Turkish conglomerate

Limak Holding A.S. is a Turkish conglomerate, with major interests in construction, energy, cement, and tourism. Its assets include the Limak Cement and Limak Energy companies and the Limak Tourism Group. In 2022, it had around $2.5 billion revenue from construction.

Limak was launched in 1976 by Sezai Bacaksız and Nihat Özdemir, with Özdemir focussing on cement and energy while Bacaksız focussed on airports and tourism.

==Recent history==

Limak site in Dnipro, Ukraine.

In 2013, Limak Holding was part of a joint venture which won the EUR22bn contract to construct a third international airport in Istanbul. The group had previously been part of a joint venture which in 2007 won a 20-year concession to operate Sabiha Gökçen International Airport, and in 2007, together with French firm Aéroport de Lyon, won the concession tender for Pristina International Airport Adem Jashari.

In 2013, it was part of a joint venture which acquired the daily newspaper Akşam, together with TV channel Sky Turk 360 and radio station Alem FM, for TL60m.

In 2013 Nihat Özdemir was among the 41 suspects who were issued arrest orders in the second corruption probe. Prosecutors also appear to be targeting construction companies involved in some of the government’s showpiece infrastructure projects. Those named in media reports included Nihat Ozdemir, head of Limak Group, part of a consortium that won the €22 billion tender to build Istanbul’s third airport». In 2011 Özdemir and Bacaksız were listed as billionaires by Forbes.

Via IC İçtaş Energy it is part owner with IC Holding of two coal-fired power stations in Turkey, Kemeköy power station and Yeniköy power station.
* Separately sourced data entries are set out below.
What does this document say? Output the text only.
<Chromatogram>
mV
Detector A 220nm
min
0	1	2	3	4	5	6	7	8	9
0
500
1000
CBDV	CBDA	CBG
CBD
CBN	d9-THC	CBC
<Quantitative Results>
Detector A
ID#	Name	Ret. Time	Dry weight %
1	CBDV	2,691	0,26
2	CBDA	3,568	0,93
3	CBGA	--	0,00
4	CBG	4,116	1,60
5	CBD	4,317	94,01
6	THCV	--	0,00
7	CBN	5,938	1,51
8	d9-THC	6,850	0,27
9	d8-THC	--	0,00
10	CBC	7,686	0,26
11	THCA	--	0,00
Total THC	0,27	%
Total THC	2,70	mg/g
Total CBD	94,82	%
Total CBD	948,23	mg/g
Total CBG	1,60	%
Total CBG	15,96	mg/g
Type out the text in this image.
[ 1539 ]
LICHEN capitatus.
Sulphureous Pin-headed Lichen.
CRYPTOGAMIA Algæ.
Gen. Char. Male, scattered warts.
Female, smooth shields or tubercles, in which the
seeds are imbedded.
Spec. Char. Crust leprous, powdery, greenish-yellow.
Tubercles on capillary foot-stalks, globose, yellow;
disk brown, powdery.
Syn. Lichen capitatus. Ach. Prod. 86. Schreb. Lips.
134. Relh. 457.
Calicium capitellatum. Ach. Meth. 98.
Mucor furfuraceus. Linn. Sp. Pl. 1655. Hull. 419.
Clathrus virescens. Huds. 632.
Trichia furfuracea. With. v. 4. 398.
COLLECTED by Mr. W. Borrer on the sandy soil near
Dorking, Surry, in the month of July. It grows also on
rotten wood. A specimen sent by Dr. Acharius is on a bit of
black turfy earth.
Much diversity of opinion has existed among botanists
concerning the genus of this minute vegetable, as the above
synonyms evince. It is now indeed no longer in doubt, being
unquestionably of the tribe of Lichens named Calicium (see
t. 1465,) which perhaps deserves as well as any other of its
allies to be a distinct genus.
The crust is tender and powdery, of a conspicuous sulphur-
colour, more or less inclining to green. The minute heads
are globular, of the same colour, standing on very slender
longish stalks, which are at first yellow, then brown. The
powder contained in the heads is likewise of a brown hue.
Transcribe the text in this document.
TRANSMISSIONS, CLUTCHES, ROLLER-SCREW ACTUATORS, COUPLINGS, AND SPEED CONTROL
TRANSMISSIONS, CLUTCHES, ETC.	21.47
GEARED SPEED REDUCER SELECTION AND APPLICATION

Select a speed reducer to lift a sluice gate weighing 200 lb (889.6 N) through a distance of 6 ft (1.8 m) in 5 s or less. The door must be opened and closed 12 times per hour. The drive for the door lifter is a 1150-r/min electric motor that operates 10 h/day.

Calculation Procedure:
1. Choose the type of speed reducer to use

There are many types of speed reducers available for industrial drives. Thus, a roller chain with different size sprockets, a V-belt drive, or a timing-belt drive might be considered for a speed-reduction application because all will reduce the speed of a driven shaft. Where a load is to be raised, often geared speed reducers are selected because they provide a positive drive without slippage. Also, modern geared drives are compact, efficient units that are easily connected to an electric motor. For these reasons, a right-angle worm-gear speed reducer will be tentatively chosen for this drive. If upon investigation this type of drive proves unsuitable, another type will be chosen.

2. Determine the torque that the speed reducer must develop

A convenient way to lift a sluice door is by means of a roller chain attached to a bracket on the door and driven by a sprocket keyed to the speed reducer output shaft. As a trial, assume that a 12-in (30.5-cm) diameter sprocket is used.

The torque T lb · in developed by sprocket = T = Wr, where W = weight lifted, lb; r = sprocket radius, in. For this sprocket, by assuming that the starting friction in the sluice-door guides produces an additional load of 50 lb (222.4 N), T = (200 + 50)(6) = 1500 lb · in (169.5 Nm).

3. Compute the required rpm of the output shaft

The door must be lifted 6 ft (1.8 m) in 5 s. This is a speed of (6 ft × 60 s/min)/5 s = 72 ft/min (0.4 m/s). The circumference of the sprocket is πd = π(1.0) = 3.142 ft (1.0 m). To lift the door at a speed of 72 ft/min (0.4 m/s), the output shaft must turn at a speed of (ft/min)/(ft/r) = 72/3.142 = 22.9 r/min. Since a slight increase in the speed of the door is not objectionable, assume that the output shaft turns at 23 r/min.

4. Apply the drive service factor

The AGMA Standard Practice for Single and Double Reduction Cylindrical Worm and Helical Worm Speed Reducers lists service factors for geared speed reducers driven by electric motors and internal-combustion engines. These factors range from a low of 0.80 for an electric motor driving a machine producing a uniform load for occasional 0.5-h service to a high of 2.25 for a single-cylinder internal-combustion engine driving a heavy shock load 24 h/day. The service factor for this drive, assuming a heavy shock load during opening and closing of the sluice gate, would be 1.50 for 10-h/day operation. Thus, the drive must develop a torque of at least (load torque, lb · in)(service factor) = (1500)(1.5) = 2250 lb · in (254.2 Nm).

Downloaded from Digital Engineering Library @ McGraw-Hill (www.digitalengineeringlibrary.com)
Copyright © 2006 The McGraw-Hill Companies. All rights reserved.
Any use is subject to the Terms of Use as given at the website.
Climate TRACE estimates IC İçtaş Energy’s coal-fired power stations emitted over 5 million tons of the country's total 730 million tons of greenhouse gas in 2022, and it has been put on the Urgewald Global Coal Exit List.

Within the scope of the 'Our Love, Our Energy is with You' project, which was started in 2021, the company provided food and water aid to stray animals that had difficulty in finding food due to the cold weather in the winter months.